Monitoring AI chip production during an AI capabilities halt
Aaron Scher · Machine Intelligence Research Institute (MIRI)
If there was an international agreement around AI development that involved monitoring chip production, what should the details of that monitoring be? This project will figure out the details and provide guidance for governments and international institutions who may wish to do this in the future.
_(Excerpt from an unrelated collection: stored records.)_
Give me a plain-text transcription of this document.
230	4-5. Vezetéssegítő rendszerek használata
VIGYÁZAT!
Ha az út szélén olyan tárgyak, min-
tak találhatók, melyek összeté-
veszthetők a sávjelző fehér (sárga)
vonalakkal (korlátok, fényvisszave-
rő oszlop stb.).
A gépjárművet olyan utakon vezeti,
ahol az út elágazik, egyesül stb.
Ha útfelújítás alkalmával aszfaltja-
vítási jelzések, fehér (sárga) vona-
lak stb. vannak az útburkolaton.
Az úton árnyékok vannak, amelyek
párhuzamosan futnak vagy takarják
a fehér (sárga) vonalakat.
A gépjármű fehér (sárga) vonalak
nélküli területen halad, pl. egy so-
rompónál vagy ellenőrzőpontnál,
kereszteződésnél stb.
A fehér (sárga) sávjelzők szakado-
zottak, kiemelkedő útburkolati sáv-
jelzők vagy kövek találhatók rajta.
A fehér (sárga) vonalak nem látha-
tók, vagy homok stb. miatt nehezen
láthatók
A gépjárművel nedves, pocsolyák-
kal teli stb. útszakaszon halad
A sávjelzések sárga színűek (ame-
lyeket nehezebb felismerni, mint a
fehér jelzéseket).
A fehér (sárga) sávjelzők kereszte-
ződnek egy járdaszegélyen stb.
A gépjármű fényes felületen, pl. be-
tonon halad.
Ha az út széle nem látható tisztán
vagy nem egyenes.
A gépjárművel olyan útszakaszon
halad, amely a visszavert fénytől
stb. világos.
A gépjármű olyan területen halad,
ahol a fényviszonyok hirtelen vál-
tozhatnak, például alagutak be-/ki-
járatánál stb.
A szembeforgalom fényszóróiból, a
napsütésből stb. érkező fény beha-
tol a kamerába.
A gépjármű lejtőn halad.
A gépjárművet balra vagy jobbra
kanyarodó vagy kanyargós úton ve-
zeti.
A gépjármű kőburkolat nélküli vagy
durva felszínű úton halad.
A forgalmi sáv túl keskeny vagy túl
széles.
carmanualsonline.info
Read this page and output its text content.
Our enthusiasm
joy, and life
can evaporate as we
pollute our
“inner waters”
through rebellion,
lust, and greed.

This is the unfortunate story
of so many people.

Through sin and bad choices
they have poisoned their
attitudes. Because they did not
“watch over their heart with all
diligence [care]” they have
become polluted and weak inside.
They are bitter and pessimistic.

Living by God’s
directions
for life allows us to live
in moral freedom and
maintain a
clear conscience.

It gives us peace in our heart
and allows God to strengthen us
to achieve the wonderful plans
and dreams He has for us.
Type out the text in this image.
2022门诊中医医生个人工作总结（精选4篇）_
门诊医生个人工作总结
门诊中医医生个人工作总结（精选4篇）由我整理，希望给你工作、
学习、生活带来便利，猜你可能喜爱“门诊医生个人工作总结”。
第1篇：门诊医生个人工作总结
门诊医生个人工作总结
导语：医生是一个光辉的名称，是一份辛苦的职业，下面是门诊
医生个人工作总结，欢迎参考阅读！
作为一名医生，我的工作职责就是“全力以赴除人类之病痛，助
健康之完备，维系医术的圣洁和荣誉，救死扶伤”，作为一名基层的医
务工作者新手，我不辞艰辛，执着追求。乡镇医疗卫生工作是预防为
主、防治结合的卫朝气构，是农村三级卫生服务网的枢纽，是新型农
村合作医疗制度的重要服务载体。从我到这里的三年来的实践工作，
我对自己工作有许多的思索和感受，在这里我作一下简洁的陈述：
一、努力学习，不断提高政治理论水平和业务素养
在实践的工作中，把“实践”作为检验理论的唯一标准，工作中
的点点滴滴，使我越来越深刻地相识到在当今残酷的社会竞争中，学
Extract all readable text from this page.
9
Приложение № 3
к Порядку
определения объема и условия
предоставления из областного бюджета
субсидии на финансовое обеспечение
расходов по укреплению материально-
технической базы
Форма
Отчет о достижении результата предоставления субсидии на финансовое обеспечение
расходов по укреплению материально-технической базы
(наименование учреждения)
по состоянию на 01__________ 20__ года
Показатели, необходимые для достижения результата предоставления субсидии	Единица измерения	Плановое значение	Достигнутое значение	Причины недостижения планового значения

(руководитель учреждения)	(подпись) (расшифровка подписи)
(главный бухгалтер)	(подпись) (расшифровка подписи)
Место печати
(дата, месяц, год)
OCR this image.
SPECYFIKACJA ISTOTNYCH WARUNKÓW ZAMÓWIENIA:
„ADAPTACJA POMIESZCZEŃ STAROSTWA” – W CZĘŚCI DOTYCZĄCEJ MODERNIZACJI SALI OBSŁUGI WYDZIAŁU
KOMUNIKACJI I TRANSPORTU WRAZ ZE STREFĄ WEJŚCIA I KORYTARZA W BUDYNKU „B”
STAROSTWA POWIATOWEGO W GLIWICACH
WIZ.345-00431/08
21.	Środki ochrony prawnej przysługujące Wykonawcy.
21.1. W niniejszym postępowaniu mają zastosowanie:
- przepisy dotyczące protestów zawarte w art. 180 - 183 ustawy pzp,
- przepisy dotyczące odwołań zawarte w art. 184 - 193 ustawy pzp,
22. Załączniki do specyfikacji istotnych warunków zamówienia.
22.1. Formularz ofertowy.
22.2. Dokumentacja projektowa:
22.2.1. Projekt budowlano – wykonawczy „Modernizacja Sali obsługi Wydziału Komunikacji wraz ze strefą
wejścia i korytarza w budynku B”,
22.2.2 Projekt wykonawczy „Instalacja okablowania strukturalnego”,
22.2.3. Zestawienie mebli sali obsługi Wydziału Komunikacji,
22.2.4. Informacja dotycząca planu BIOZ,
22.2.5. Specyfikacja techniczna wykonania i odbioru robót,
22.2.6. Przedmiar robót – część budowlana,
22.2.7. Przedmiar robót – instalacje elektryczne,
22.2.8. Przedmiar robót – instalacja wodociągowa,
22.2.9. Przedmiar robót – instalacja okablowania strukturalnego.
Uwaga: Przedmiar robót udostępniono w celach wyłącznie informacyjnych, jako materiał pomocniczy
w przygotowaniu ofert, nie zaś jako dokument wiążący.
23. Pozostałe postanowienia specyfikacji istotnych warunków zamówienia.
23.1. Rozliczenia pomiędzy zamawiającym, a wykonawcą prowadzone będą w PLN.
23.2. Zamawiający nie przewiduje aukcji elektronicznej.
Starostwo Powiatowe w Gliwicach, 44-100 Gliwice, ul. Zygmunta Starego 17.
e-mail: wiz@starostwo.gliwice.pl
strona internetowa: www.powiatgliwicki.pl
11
Reinforcement Learning With Infrabayesian Epistemology
Paul Rapoport · ARIA, ARROW
An attempt to implement a reinforcement learning agent with infrabayesian rather than classical epistemology. The goal is a proof of concept RL agent which converges to optimal policies on Newcomb-like problems.
Jailbreaks for AI safety
Emil Ryd & Keshav Shenoy · University of Oxford / Anthropic Fellows
It seems likely that we are going to want to audit AIs up to and including at an eventual handover. This means that we will likely want to have excellent ways of auditing AIs that are at least moderately superhuman. It also seems likely that the AIs that we hand over to will be transformer-based LLMs. This gives us a bunch of opportunities for creating a wide range of attacks that specifically utilize the weaknesses of the transformer architecture for performing auditing of transformatively capable LLMs. This project would invent and study such attacks and their usefulness for auditing LLMs for safety-relevant behavior.
Monitoring and Attributing Implicit Personalization in Conversational Agents
Gabriele Sarti · Northeastern University
This project investigates implicit personalization, i.e. how conversational models form implicit beliefs about their users, focusing in particular how these beliefs causally mediate models' responses, and which elements in prompts and training datasets influence these observed behaviors. A particular emphasis will be put on leveraging interpretability methods for control beyond simple detection, applying interventions and steering to mitigate harmful personalization behaviors such as sycophancy, deception, and demographic bias.
Training Steering Vectors to Enhance Chain-of-Thought Faithfulness and Verbosity
Iván Arcuschin Moreno · Independent
This project will investigate whether steering vectors can be used to increase CoT monitorability by inducing models to verbalize more of their reasoning factors, building on our prior work showing reasoning behaviors are linearly represented.
Optimising Misspecified Reward Functions
Joar Skalse · Deducto Limited
The aim of this project is to develop methods for optimising a given reward function R in a reinforcement learning environment, which gives us some formal guarantees even under the assumption that R is misspecified (i.e., fails to capture everything we care about).
Human Behavioral Phenomena in Language Models
Emilio Barkett · Columbia Univeristy
This project investigates whether language models replicate human behavioral phenomena by adapting experimental designs from the social sciences. Mentees will select a documented human behavior and design experiments to test whether it emerges in language model outputs.
Proving Safety Properties of Guardrail Models
Pascal Berrang · University of Birmingham
We will explore how far formal verification techniques can be pushed to prove key safety properties of constitutional classifiers (guardrail models). The goal is to develop principled, machine-checkable guarantees for components responsible for moderating or constraining the behaviour of advanced AI systems.
Feature Resolved Attention
Dmitry Manning-Coe · MATS/University of Illinois Urbana Champaign
Develop a new tool for understanding attention that goes beyond a token-token heatmap.